E allora “bisogna credere che la storia ci abbia ingannati?” chiede un compagno a Marc Bloch, nel capolavoro Apologia della storia.  La risposta sarebbe sì, se avessimo dato retta a Fukuyama, cioè alla sua a dir poco ingenua esternazione, per la quale, manipolando con poca accuratezza gli strumenti della Fenomenologia dello Spirito di Hegel, individuava nel tracollo dei regimi comunisti, la Fine della Storia, cioè quel processo che realizzava appieno l’ordine liberale, globalizzandolo. Ciò in altri termini, corrispondeva alla presa d’atto che la coscienza democratica occidentale diveniva autocoscienza normativizzante, spostando finalmente il confine dell’umano verso l’avvento dello “spirito assoluto dell’uomo bianco”, nella piena corrispondenza tra realtà e razionalità.


Bernardo di Chiaravalle e Agostino di Ippona (di Antonio Vazquez e scuola lombarda Wikimedia commons)

La storia si riduceva a rappresentazione scenica nel teatro di un presente definitivamente realizzato. Una narrazione che legittimava il ricorso all’ossimoro della guerra giusta, già declinato in epoche drammatiche da Agostino di Ippona e da Bernardo di Chiaravalle, che porterà alle disfatte delle guerre americane, in Iraq e in Afganistan, dove l’esportazione della democrazia serviva a piantare dei paletti, oltre i quali la storia stessa diveniva farsa.
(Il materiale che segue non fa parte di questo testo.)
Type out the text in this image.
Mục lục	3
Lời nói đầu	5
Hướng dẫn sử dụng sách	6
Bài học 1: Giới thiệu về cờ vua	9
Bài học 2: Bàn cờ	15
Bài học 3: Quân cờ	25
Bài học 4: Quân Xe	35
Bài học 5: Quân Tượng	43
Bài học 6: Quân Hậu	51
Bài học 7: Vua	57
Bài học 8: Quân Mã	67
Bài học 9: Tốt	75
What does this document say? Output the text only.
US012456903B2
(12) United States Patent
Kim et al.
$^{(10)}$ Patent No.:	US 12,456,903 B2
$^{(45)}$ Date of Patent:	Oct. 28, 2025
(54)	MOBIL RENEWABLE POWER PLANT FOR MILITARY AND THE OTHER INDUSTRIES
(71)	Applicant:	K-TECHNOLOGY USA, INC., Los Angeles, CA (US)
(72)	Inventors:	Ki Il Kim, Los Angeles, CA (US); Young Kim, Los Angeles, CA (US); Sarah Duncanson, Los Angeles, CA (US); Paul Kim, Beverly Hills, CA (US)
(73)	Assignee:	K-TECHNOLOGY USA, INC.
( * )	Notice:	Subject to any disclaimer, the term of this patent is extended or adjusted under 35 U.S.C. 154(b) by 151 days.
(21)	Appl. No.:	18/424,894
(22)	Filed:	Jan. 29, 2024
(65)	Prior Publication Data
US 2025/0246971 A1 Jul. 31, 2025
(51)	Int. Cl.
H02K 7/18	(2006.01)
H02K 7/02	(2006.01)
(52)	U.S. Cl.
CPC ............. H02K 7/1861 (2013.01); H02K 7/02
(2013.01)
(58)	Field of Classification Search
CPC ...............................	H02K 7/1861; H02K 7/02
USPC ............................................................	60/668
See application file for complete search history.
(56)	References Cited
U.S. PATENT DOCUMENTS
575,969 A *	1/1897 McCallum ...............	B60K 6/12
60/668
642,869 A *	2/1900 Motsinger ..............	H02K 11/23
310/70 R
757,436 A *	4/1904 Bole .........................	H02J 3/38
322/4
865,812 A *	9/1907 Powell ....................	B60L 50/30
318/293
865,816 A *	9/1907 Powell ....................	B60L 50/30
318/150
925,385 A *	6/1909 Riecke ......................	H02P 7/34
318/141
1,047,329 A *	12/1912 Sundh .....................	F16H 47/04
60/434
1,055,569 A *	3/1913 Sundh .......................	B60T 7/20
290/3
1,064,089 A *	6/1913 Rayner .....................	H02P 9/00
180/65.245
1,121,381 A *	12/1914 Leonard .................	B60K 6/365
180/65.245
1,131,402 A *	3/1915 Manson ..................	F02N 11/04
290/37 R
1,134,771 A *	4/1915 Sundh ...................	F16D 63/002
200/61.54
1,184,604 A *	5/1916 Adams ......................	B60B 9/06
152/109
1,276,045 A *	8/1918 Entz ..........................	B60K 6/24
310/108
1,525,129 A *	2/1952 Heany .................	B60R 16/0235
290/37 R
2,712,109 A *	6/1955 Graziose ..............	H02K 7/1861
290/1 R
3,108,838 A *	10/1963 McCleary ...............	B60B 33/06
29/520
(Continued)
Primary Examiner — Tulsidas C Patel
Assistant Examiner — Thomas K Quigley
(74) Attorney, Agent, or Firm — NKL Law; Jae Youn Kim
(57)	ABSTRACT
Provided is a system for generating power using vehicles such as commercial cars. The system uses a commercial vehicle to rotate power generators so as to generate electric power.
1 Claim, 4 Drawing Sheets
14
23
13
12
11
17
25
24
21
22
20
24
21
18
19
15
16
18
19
Come rispondere invece alla crisi attuale? La storia torna ad esercitare il suo corso attraverso la catastrofe, come quella nave che lascia le sponde per navigare in mare aperto. Come la filosofia, alimentandosi del trauma, cercando di imbrigliarlo con i suoi strumenti scientifici. Sottraendoci alla paura che ne deriva e provando a indicare se non una soluzione all’inguaribile dilemma dell’umano, almeno una possibile via d’uscita.